No caminho para o trabalho, passo por uma avenida interessante. Não é um boulevard, há um espaço dividindo a larga avenida e as pessoas urbanas deliciam-se em uma caminhada. Poluída, barulhenta e nada tranquila. As pessoas fingem ser o melhor trajeto daquele pedaço da cidade para exercitar. Não é um boulevard, mas é bem cuidada e muito sinalizada. Pedestres e ciclistas dividem espaço. Os motoristas observam e invejam essas pessoas calmamente desfrutando das manhãs, outros vão a tarde e muita gente, cansada da rotina frequentam à noite.
Já vi muita coisa interessante e chego a imaginar quem são aquelas pessoas. Senhores com seus pensamentos na família. Um idosa que religiosamente senta no bando da calçada com seus sete cães e uma pequena bengala. Mulheres maduras com amigas. Jovens impacientes e saudáveis. Atletas. Pessoas a toa e pessoas com pressa. Bebês e carrinhos de passeio. Bolas e patins.

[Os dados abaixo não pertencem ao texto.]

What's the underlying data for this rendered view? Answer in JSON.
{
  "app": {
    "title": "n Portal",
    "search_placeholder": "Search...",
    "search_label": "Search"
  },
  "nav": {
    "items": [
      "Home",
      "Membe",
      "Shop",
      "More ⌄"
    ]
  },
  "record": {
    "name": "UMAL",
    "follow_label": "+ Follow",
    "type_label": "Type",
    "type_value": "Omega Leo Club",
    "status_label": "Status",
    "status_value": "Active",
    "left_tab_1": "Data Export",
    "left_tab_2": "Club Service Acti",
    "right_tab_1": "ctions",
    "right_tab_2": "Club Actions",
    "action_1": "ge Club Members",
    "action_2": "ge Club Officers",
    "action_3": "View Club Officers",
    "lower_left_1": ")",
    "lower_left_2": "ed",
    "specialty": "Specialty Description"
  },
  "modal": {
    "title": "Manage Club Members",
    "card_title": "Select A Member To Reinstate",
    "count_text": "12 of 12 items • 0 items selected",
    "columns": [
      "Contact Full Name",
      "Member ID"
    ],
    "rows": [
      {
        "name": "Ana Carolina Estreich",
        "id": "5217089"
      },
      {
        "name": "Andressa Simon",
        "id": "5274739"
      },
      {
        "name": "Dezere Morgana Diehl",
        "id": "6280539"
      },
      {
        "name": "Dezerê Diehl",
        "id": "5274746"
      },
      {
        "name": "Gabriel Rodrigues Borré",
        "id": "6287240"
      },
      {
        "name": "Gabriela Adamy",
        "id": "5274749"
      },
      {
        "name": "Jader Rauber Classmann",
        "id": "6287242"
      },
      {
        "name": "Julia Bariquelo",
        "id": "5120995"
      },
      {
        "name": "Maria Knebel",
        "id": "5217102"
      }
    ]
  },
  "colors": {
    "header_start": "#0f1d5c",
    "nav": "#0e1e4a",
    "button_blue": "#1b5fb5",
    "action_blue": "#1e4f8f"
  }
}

Hoje me chamou a atenção um grito. Uma moça acompanhada de seu namorado caminhava e assim que meu automóvel passou ouvi seu grito. Histérico e estridente. Não distingui o que ela dizia. O moço ao seu lado abafou o grito com um forte abraço e com certeza a calou com um beijo.
Sem fazer idéia do que se tratava olhei pelo retrovisor enquanto esperava o sinal abrir e observei a cena. Outras cenas passavam neste cenário e cada pessoa vivendo sua vida e aguardando o que o dia lhe reservava.
O meu dia foi bom, passei nesta avenida na ida e na volta para casa. No caminho, uma vontade de viver uma cena surreal, mas me contentei em estar viva, dirigindo para meu destino e aguardando o que o resto do meu dia reservava. Boa noite!!!